In Video 50 the same calculation is repeated entirely in ordinary units, to show the effectiveness of the p.u. calculation particularly in removing the transformer. The simplifications may not seem great in this simple example, but they certainly help in more complex systems. For example, in the schematic diagram of a complex transmission system the impedances of all elements can be displayed with per-unit values on the same base, reflecting their *relative* influence on the operation of the whole system. It means that we don’t have to keep re-calibrating our “mental voltmeter” every time we focus on a different element in the system. We can think of this as a “level playing-field”. In ordinary units the impedances would appear with widely different values, making it more difficult to assess the relative influence of different elements; moreover, the transformers would have to be retained in the schematic diagram complete with their voltage ratios, adding to the complexity.
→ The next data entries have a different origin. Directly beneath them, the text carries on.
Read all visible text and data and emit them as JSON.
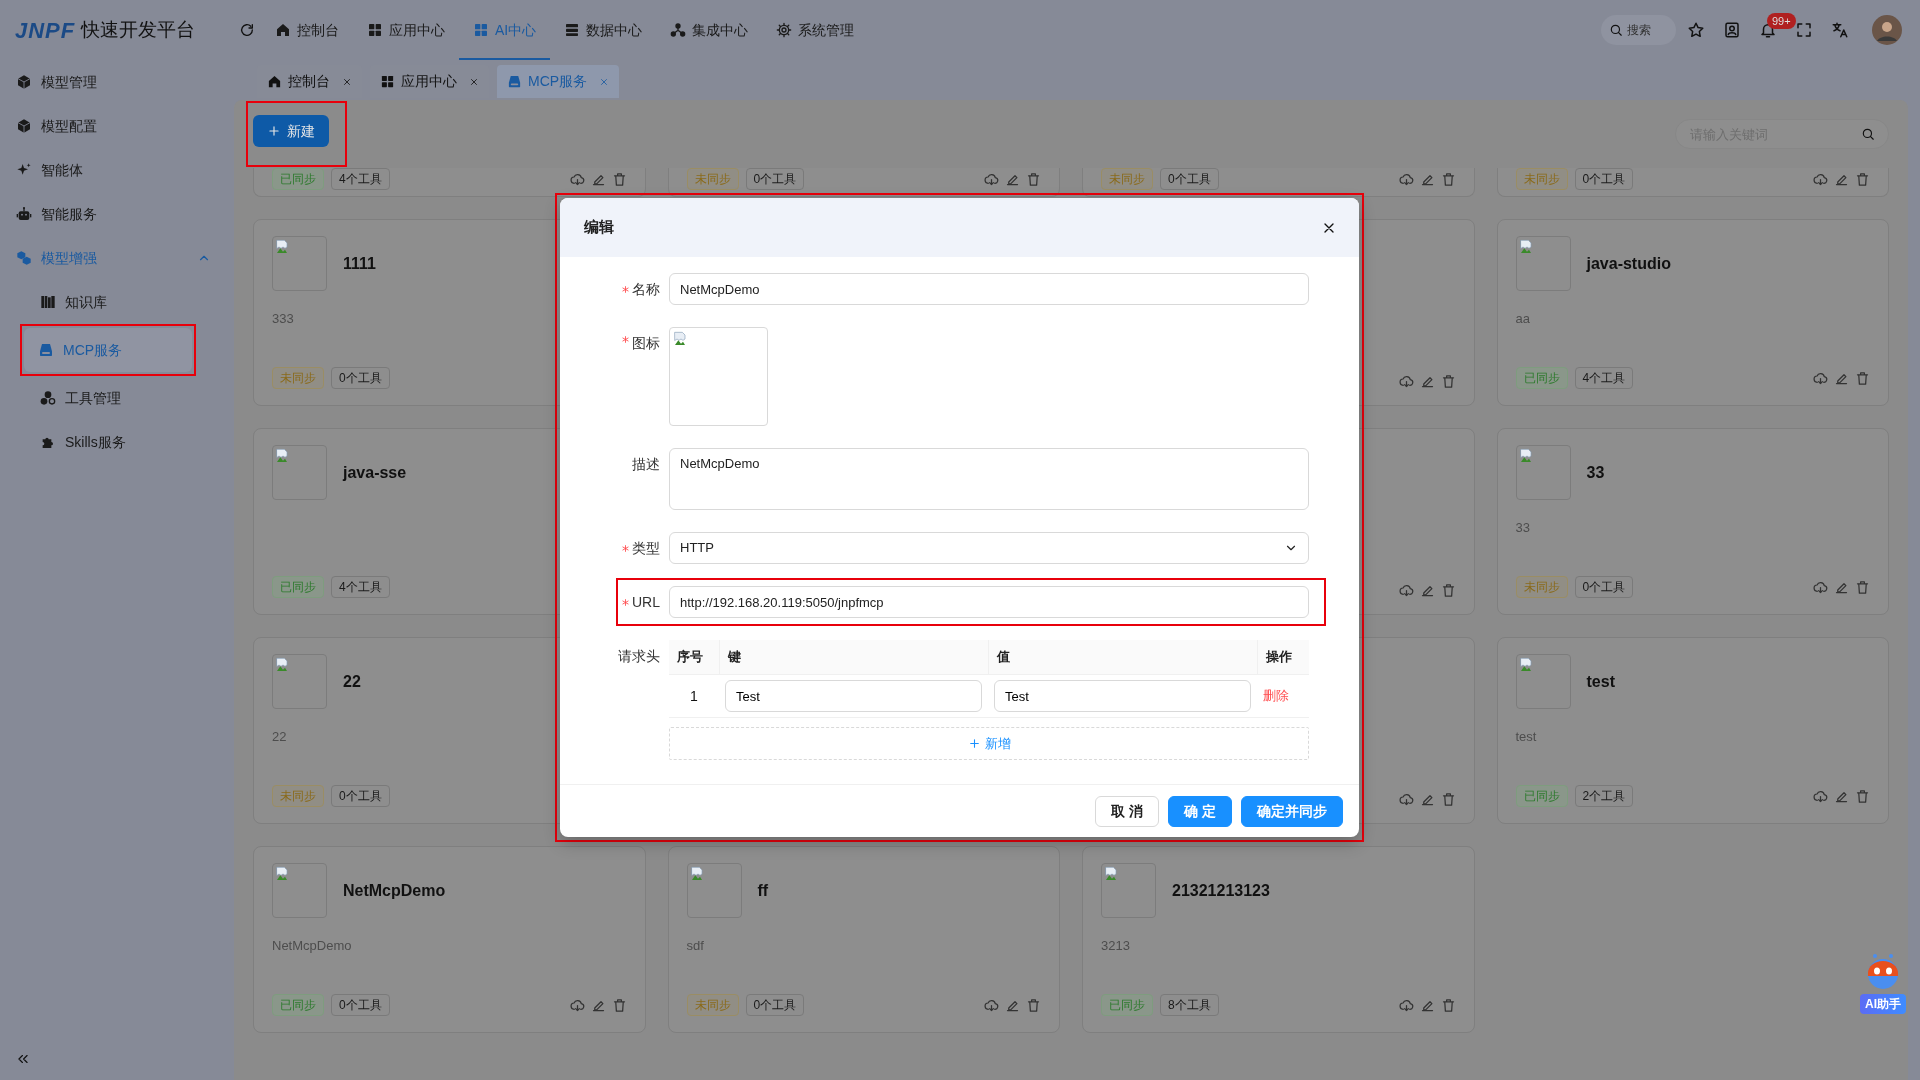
{
  "header": {
    "logo_mark": "JNPF",
    "logo_text": "快速开发平台",
    "nav": [
      {
        "label": "控制台",
        "selected": false
      },
      {
        "label": "应用中心",
        "selected": false
      },
      {
        "label": "AI中心",
        "selected": true
      },
      {
        "label": "数据中心",
        "selected": false
      },
      {
        "label": "集成中心",
        "selected": false
      },
      {
        "label": "系统管理",
        "selected": false
      }
    ],
    "search": {
      "placeholder": "搜索"
    },
    "notification_count": "99+"
  },
  "tabs": [
    {
      "label": "控制台",
      "selected": false
    },
    {
      "label": "应用中心",
      "selected": false
    },
    {
      "label": "MCP服务",
      "selected": true
    }
  ],
  "sidebar": {
    "items": [
      {
        "label": "模型管理",
        "active": false
      },
      {
        "label": "模型配置",
        "active": false
      },
      {
        "label": "智能体",
        "active": false
      },
      {
        "label": "智能服务",
        "active": false
      },
      {
        "label": "模型增强",
        "active": true,
        "expanded": true,
        "children": [
          {
            "label": "知识库",
            "selected": false,
            "highlighted": false
          },
          {
            "label": "MCP服务",
            "selected": true,
            "highlighted": true
          },
          {
            "label": "工具管理",
            "selected": false,
            "highlighted": false
          },
          {
            "label": "Skills服务",
            "selected": false,
            "highlighted": false
          }
        ]
      }
    ]
  },
  "toolbar": {
    "new_button": {
      "label": "新建",
      "highlighted": true
    },
    "search": {
      "placeholder": "请输入关键词"
    }
  },
  "card_rows": [
    [
      {
        "status": {
          "label": "已同步",
          "synced": true
        },
        "tools": "4个工具",
        "actions": true
      },
      {
        "status": {
          "label": "未同步",
          "synced": false
        },
        "tools": "0个工具",
        "actions": true
      },
      {
        "status": {
          "label": "未同步",
          "synced": false
        },
        "tools": "0个工具",
        "actions": true
      },
      {
        "status": {
          "label": "未同步",
          "synced": false
        },
        "tools": "0个工具",
        "actions": true
      }
    ],
    [
      {
        "title": "1111",
        "description": "333",
        "status": {
          "label": "未同步",
          "synced": false
        },
        "tools": "0个工具",
        "actions": false
      },
      null,
      {
        "actions": true
      },
      {
        "title": "java-studio",
        "description": "aa",
        "status": {
          "label": "已同步",
          "synced": true
        },
        "tools": "4个工具",
        "actions": true
      }
    ],
    [
      {
        "title": "java-sse",
        "status": {
          "label": "已同步",
          "synced": true
        },
        "tools": "4个工具",
        "actions": false
      },
      null,
      {
        "actions": true
      },
      {
        "title": "33",
        "description": "33",
        "status": {
          "label": "未同步",
          "synced": false
        },
        "tools": "0个工具",
        "actions": true
      }
    ],
    [
      {
        "title": "22",
        "description": "22",
        "status": {
          "label": "未同步",
          "synced": false
        },
        "tools": "0个工具",
        "actions": false
      },
      null,
      {
        "actions": true
      },
      {
        "title": "test",
        "description": "test",
        "status": {
          "label": "已同步",
          "synced": true
        },
        "tools": "2个工具",
        "actions": true
      }
    ],
    [
      {
        "title": "NetMcpDemo",
        "description": "NetMcpDemo",
        "status": {
          "label": "已同步",
          "synced": true
        },
        "tools": "0个工具",
        "actions": true
      },
      {
        "title": "ff",
        "description": "sdf",
        "status": {
          "label": "未同步",
          "synced": false
        },
        "tools": "0个工具",
        "actions": true
      },
      {
        "title": "21321213123",
        "description": "3213",
        "status": {
          "label": "已同步",
          "synced": true
        },
        "tools": "8个工具",
        "actions": true
      }
    ]
  ],
  "dialog": {
    "title": "编辑",
    "highlighted": true,
    "fields": [
      {
        "kind": "text",
        "label": "名称",
        "required": true,
        "highlighted": false,
        "value": "NetMcpDemo"
      },
      {
        "kind": "image",
        "label": "图标",
        "required": true,
        "highlighted": false
      },
      {
        "kind": "textarea",
        "label": "描述",
        "required": false,
        "highlighted": false,
        "value": "NetMcpDemo"
      },
      {
        "kind": "select",
        "label": "类型",
        "required": true,
        "highlighted": false,
        "value": "HTTP"
      },
      {
        "kind": "text",
        "label": "URL",
        "required": true,
        "highlighted": true,
        "value": "http://192.168.20.119:5050/jnpfmcp"
      },
      {
        "kind": "table",
        "label": "请求头",
        "required": false,
        "highlighted": false,
        "columns": [
          "序号",
          "键",
          "值",
          "操作"
        ],
        "rows": [
          {
            "index": "1",
            "key": "Test",
            "value": "Test",
            "action": "删除"
          }
        ],
        "add_label": "新增"
      }
    ],
    "buttons": [
      {
        "label": "取 消",
        "kind": "default"
      },
      {
        "label": "确 定",
        "kind": "primary"
      },
      {
        "label": "确定并同步",
        "kind": "primary"
      }
    ]
  },
  "assistant": {
    "label": "AI助手"
  }
}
Finally a word of caution. It is easy to fall into the trap of thinking that per-unit notation embodies the scaling laws of electric machinery; but this is not the case. There is in fact no unique set of scaling laws, just as there is no unique per-unit system. In scaling the size of an electric machine, even while keeping all its geometric proportions the same, we sometimes find that a parameter in ordinary units does not scale at the same rate as the same parameter in per-unit. Perhaps we should look at this in a future *Diary* or video.

^{1} Fig. 1 contains the expression “p.u.” in much the same kind of context as in that ancient examination paper. If you haven’t seen it before, try to imagine its effect on an unwitting undergraduate student! Some early systems of units did have the appearance of using common units for different quantities — notably electromagnetic units or EMU. But these units were not dimensionless and not normalized (referred to a base quantity).

^{2} Boldface lowercase letters are used for per-unit quantities.

References

[1] Harris M.R., Stephenson J.M. and Lawrenson P.J., *Per‑Unit Systems*, Cambridge University Press., 1970.

[2] Concordia C., *Synchronous Machines*, John Wiley & Son, 1951.